In a four-star review of Friday’s (2 August) opening show, Will Hodgkinson of The Times wrote: “Adele was met with hysterical cheers from fans who had come from all over Europe,” and suggested the model would serve as a template for other A-listers in the future.
“Rather than coming to the people in stadiums everywhere, will the world’s biggest artists expect us to catch a flight to see them in a specially built venue, dedicated to themselves, where they will remain as long as stamina, vocal issues and ticket sales allow?” he pondered. “The residency approach is common in the United States but rare in Europe. It suits a relative homebody like Adele, who has spoken in the past of her dislike of touring.”
The “bespoke” outdoor venue boasts a 220m x 30m LED screen – thought to be the largest screen ever assembled for an outdoor concert. Alongside the temporary stadium, a themed outdoor environment named Adele World includes an authentic English pub, a fairground wheel, karaoke, Farmers Markets, merchandise and a typical Bavarian beer garden with live entertainment.

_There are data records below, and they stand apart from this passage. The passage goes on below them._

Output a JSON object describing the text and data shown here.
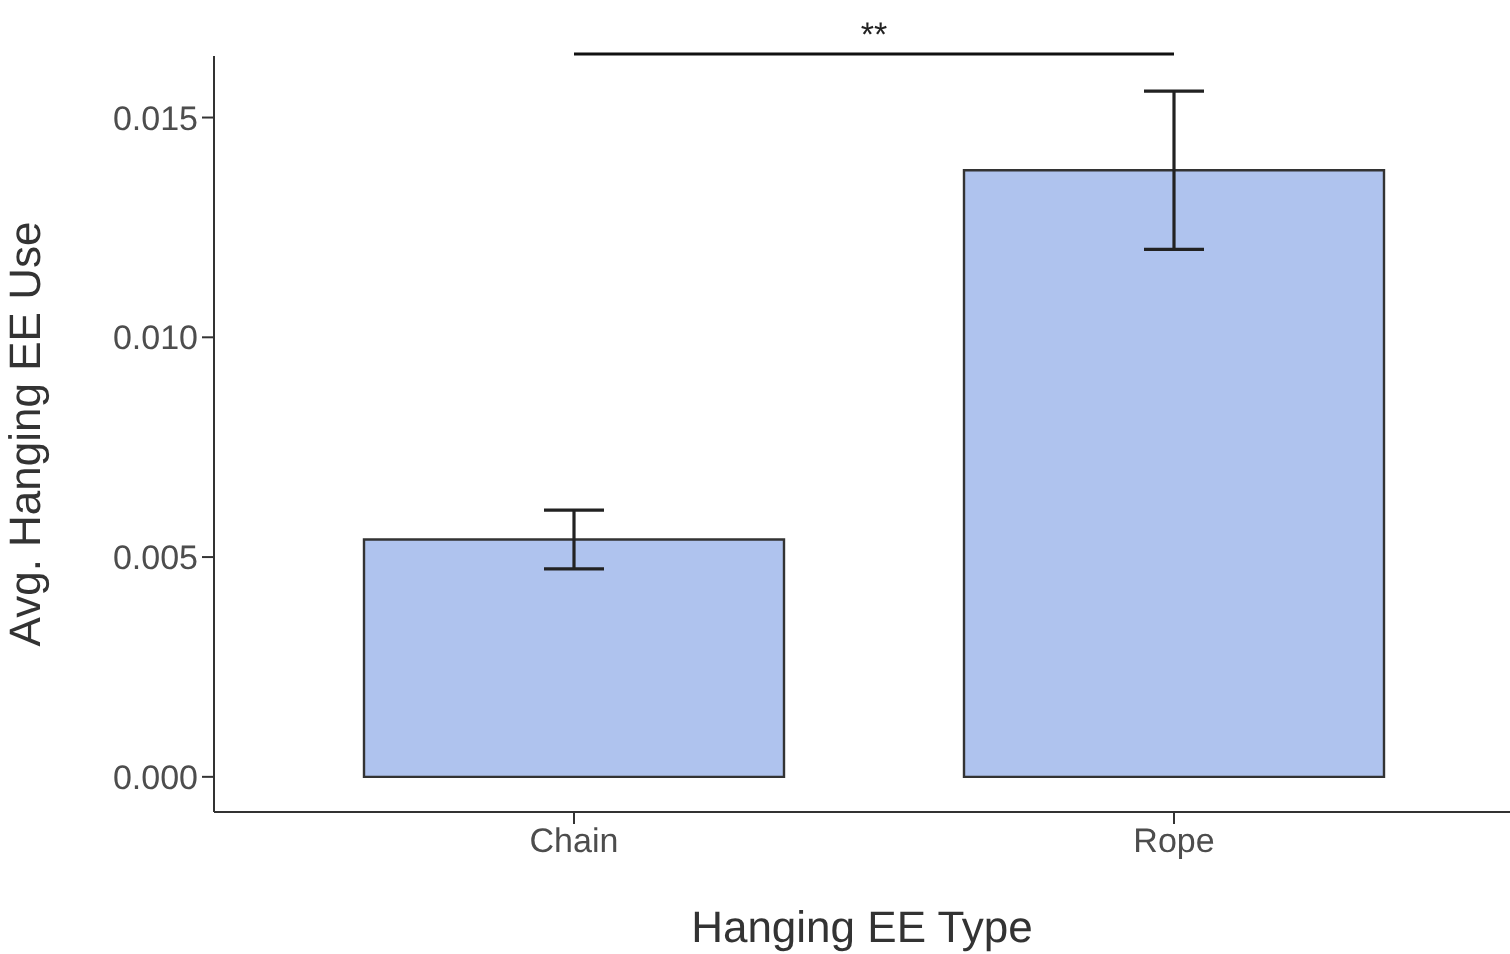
{
  "chart_data": {
    "type": "bar",
    "xlabel": "Hanging EE Type",
    "ylabel": "Avg. Hanging EE Use",
    "categories": [
      "Chain",
      "Rope"
    ],
    "values": [
      0.0054,
      0.0138
    ],
    "errors": [
      0.00067,
      0.0018
    ],
    "color": "#afc3ee",
    "ylim": [
      -0.0008,
      0.0164
    ],
    "yticks": [
      {
        "value": 0,
        "label": "0.000"
      },
      0.005,
      {
        "value": 0.01,
        "label": "0.010"
      },
      0.015
    ],
    "annotations": [
      "**"
    ]
  }
}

The exclusive European concerts, which mark the first time Adele has played mainland Europe since 2016, are being co-promoted by Live Nation GSA’s Marek Lieberberg and Austrian promoter Klaus Leutgeb. Adele’s team, including manager Jonathan Dickins and agent Jorge ‘George;’ Jimenez Neubauer Torres, have been instrumental in shaping the project.
“EVEN THE PEOPLE IN THE CHEAP SEATS COULD FEEL UP CLOSE AND PERSONAL WITH BRITAIN’S MOST RELATABLE SUPERSTAR”
“Yesterday marked the first of 10 nights in Adele World, a pop-up stadium-cum-festival in Munich complete with a pub modelled on one she went to in Kilburn before becoming a household name, a food court with the I Drink Wine bar, a 93-metre catwalk and a 220-metre-wide screen so huge, even the people in the cheap seats could feel up close and personal with Britain’s most relatable superstar,” added Hodgkinson.
Billboard, meanwhile, compiled a list of the 10 best moments from night one.
“Even in an era of over-the-top concert production, this was overwhelming,” wrote Robert Levine. “Rather than lean into that, though, Adele just remained her charming self. ‘What do you think of my screen?’ she asked the crowd at one point, as though she had just picked it up at a sale at Best Buy.
“After thanking the audience, as well as the promoters behind the show — ‘I’d only trust the Germans with this,”’ she said of the formidable logistics issues — Adele tore into a soaring cover of her most upbeat song. It was punctuated with more confetti, plus fireworks — not a quick burst of them, but a serious display. Most acts would have been buried under the sturm und drang, but Adele’s musicians and her voice seemed to go with it fine.
“By then, she had been moving, nervous, funny, touching and funny again. She was entitled to triumph and this was it.”